Two-dimensional Dion-Jacobson halide perovskites, such as (3AMPY)(MA)Pb_{2}I_{7} (3AMPY = 3-(aminomethyl)pyridinium and MA= methylammonium) have been synthesized via precipitation reactions as well.

==Applications==
Dion-Jacobson oxides have applications as ferroelectrics, piezoelectrics, and photocatalysts. The layering between differently-charged M cations reduces the symmetry of the BO_{6} octahedra, which breaks inversion symmetry and allows for or enhances these properties. Both n = 2 and n = 3 Dion-Jacobson phases can be used for these applications. Hybrid organic-inorganic Dion-Jacobson phases have additional uses as photovoltaics and photodetectors, having better stability than three-dimensional hybrid perovskites.

The stability of hybrid organic-inorganic Dion-Jacobson phases with photovoltaic properties facilitates their use in perovskite solar cells. Hybrid organic-inorganic Dion-Jacobson phases have a divalent organic cation which can bridge adjacent ABX_{3} layers, eliminating the van der Waals gap with a stable structure formed by hydrogen bonding. The improved structure allows for more efficient interlayer charge transport and environmental stability.
Dion-Jacobson phases can be used as the absorbing layer in two-dimensional solar cells or as a layer for passivation on top of 3D perovskites to improve stability and power conversion efficiency. For example, an efficiency of 24.9% was achieved with a two-dimensional Dion-Jacobson solar cell, which retained 97% of its initial power conversion efficiency after 1000 hours in ambient air. When used as a top layer in a three-dimensional solar cell, a power conversion efficiency of 19.5% was achieved with 83% of the original efficiency retained after 1260 hours under continuous illumination.

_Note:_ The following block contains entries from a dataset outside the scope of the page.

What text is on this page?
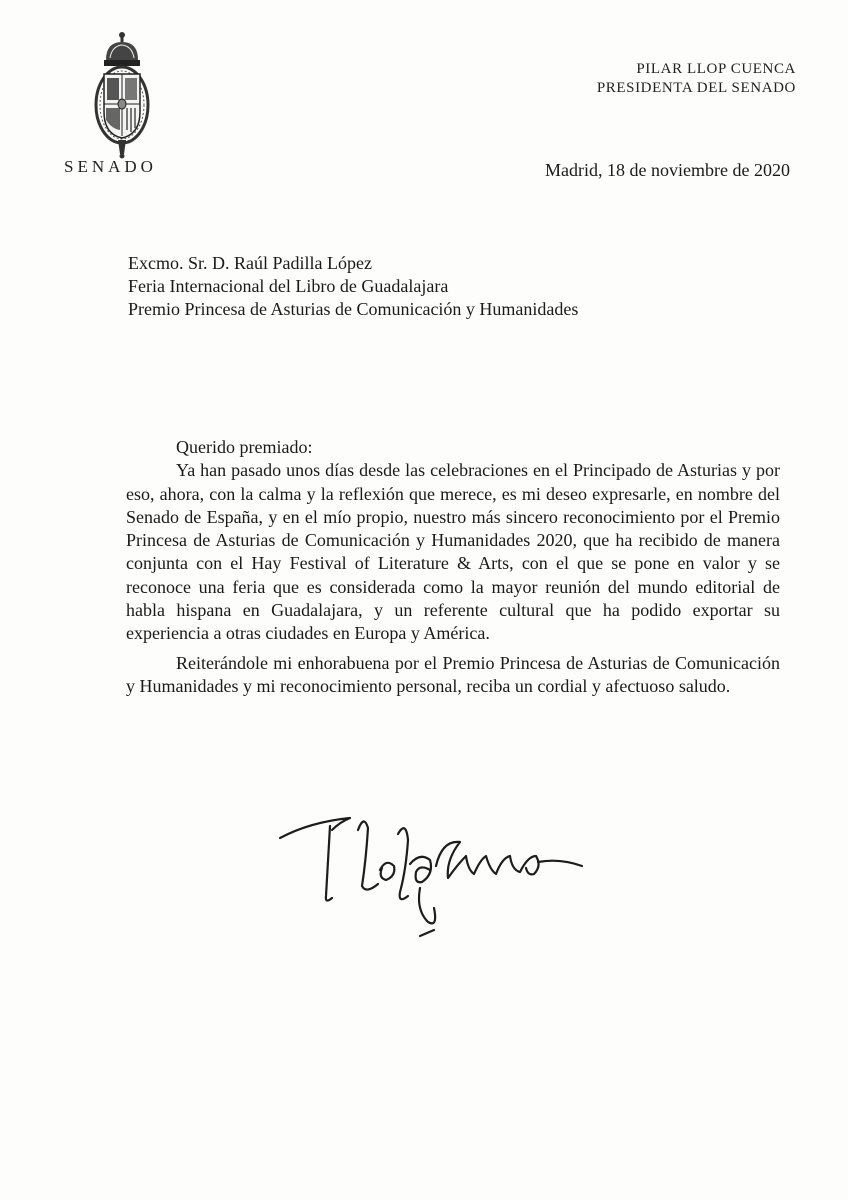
SENADO
PILAR LLOP CUENCA
PRESIDENTA DEL SENADO
Madrid, 18 de noviembre de 2020
Excmo. Sr. D. Raúl Padilla López
Feria Internacional del Libro de Guadalajara
Premio Princesa de Asturias de Comunicación y Humanidades
Querido premiado:

Ya han pasado unos días desde las celebraciones en el Principado de Asturias y por eso, ahora, con la calma y la reflexión que merece, es mi deseo expresarle, en nombre del Senado de España, y en el mío propio, nuestro más sincero reconocimiento por el Premio Princesa de Asturias de Comunicación y Humanidades 2020, que ha recibido de manera conjunta con el Hay Festival of Literature & Arts, con el que se pone en valor y se reconoce una feria que es considerada como la mayor reunión del mundo editorial de habla hispana en Guadalajara, y un referente cultural que ha podido exportar su experiencia a otras ciudades en Europa y América.

Reiterándole mi enhorabuena por el Premio Princesa de Asturias de Comunicación y Humanidades y mi reconocimiento personal, reciba un cordial y afectuoso saludo.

Through additive manufacturing, the performance of Dion-Jacobson phases can be improved even further. Incorporating chloride salts or thiocyanate salts into the precursor solution can coordinate ions from those compounds with undercoordinated ions often used in perovskite photovoltaics, such as Pb^{2+} and Sn^{2+}, to reduce trap states and improve the power conversion efficiency of Dion-Jacobson solar cells. Other additives, such as dimethyl sulfoxide, can slow down crystallization to create larger grains and improve the structural properties of Dion-Jacobson phases.